I did hide him from easy child, but I never hid easy child from him.
 

everywoman

Well-Known Member
My son and I just had a conversation about this the other night. He is now 27. He has not spoken to or seen his bio since he was 15. He had gotten a call at his office the other day from someone with the same name and it sort of freaked him out. It wasn't bio. Bio is in the same city that son is now located in. Bio's older children are in contact with my sister and nephew. None of them have ever sought out son. Son wants closure to it all. I don't mind. Of course son is extremely confident, has done well in life, and I know it would not affect him. I feel sorry for ex---he missed out on raising a terrific young man---he has missed high school graduation, college graduation, a wedding, and the birth of two wonderful babies. His loss. easy child thinks of husband as his dad. This other guy is just someone who is out there somewhere.
 

flutterby

Fly away!
The man contradicted himself. If he never knew you were pregnant, and you hid easy child from him, why would he stay away because of your father? What would he be staying away from and what would he be afraid of?

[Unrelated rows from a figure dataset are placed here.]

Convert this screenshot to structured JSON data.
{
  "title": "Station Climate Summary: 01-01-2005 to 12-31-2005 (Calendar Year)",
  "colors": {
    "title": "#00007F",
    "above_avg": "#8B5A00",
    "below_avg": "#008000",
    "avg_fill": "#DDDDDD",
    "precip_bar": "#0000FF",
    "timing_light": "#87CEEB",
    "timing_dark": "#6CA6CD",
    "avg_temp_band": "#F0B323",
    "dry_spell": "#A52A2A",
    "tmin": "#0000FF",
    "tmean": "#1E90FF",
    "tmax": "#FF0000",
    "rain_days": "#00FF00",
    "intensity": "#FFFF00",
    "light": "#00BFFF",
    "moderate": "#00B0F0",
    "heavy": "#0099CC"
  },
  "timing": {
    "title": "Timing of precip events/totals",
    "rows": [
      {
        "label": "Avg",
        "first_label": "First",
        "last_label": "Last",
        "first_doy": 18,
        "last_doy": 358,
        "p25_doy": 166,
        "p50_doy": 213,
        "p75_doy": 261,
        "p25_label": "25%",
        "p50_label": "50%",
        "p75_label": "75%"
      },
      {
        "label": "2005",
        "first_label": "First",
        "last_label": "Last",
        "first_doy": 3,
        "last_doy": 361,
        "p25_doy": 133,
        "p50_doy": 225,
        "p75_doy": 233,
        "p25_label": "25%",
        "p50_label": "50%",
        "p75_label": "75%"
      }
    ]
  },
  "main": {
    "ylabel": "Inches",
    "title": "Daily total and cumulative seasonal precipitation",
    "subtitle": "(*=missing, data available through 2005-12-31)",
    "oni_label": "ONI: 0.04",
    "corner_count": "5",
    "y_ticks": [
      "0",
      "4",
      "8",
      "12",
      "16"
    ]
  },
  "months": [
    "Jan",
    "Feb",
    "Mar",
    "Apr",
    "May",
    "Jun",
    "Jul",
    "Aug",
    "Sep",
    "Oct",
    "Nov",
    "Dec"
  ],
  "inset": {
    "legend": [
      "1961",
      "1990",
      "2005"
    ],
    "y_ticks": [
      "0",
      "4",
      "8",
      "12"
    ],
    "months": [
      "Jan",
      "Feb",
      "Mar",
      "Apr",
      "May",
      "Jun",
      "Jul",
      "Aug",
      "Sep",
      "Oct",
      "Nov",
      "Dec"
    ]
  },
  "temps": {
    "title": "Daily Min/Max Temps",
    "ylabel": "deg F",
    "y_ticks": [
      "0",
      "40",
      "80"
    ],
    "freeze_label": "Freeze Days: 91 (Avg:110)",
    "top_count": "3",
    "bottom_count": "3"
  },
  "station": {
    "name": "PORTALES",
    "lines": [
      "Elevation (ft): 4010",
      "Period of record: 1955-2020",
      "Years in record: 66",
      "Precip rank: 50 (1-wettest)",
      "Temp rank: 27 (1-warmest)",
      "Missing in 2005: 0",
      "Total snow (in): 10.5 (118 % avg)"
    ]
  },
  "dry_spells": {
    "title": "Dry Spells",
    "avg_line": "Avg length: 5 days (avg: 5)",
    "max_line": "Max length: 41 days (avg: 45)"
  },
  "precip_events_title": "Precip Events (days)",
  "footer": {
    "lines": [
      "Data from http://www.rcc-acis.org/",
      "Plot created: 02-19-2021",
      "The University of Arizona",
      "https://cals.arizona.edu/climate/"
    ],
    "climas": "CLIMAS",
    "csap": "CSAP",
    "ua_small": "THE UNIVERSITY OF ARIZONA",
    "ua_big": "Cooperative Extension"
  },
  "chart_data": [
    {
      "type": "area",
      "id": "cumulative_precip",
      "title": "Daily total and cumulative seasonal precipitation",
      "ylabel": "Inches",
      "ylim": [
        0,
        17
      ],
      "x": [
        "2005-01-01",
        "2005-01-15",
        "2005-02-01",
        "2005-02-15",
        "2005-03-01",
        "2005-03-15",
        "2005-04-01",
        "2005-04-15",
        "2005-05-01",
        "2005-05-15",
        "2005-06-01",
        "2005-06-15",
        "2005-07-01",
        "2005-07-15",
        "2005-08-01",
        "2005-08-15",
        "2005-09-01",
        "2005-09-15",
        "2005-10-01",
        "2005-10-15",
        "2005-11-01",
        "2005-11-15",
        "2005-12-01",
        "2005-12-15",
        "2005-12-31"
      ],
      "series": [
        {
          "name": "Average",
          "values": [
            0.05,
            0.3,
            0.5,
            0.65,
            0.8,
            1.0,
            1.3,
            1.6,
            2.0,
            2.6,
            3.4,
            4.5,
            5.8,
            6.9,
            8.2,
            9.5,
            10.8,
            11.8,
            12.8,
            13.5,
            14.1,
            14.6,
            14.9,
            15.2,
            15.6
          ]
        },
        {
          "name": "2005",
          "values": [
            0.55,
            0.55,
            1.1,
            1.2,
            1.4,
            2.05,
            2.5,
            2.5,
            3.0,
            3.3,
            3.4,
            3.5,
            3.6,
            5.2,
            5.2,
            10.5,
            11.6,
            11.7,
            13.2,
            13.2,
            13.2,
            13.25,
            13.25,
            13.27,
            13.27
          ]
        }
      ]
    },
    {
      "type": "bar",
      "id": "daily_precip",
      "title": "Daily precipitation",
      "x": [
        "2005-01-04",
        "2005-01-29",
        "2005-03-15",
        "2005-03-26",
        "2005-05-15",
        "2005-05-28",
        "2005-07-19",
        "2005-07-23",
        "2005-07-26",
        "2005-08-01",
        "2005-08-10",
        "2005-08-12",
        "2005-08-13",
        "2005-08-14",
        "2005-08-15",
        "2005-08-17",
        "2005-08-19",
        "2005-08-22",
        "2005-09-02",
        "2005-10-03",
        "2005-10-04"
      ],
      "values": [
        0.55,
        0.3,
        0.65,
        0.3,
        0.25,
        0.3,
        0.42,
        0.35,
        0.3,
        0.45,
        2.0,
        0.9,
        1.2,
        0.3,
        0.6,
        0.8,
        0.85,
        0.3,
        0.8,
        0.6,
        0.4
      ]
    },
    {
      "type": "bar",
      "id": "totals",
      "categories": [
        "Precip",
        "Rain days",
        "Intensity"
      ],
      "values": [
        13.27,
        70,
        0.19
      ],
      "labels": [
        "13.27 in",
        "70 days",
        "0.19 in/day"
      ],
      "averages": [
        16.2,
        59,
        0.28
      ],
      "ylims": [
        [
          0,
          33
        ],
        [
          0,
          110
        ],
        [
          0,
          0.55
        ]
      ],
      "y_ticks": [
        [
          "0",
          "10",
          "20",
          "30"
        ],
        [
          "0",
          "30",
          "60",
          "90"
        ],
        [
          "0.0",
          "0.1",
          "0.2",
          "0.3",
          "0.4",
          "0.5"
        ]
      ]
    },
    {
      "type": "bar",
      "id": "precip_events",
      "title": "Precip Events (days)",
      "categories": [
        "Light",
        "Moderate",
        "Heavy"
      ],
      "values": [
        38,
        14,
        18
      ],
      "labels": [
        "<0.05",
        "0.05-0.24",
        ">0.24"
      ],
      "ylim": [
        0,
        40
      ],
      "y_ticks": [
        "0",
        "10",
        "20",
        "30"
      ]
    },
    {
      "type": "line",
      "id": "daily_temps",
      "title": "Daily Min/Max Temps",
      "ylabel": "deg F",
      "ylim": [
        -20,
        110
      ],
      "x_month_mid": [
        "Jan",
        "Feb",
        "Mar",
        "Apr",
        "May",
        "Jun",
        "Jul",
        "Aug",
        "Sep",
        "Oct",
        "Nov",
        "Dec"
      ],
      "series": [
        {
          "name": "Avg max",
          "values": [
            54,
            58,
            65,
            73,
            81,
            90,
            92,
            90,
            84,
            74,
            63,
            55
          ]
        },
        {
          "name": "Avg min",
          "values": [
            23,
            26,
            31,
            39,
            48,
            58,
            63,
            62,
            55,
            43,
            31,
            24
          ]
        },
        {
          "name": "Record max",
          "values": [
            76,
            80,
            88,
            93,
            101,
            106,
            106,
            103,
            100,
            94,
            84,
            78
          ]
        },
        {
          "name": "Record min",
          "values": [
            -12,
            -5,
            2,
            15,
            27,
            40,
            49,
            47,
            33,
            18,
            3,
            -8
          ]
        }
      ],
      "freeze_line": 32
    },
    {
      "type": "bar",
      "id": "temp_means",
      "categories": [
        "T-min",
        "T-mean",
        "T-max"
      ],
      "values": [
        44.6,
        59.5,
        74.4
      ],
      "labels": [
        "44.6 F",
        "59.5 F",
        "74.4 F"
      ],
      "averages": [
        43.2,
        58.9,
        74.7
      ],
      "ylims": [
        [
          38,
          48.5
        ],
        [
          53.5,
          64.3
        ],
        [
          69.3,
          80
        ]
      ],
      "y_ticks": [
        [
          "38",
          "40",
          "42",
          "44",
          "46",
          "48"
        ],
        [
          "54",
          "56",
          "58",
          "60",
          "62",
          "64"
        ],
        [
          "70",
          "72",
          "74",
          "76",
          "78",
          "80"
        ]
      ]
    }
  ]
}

I would be inclined, on one hand, to let easy child know that you did let him know you were pregnant and that you never tried to hide him from his father. I think it's important for my child to know that I wouldn't betray their trust and/or lie to them. On the other hand, it looks like this guy is going to dig his own hole, so why not let him?
 

Shari

IsItFridayYet?
I learned a lot more today.

I talked to some folks back home. The volunteer fire department he is/was a part of knows and has all along The woman he is married to now, he was apparently dating way back then, and SHE even knew way back then. Apparently she was worried that she might get dumped way back then...along with a few other things...

I am still hoping this will be positive for easy child, but I guess I'm not holding my breath at this point.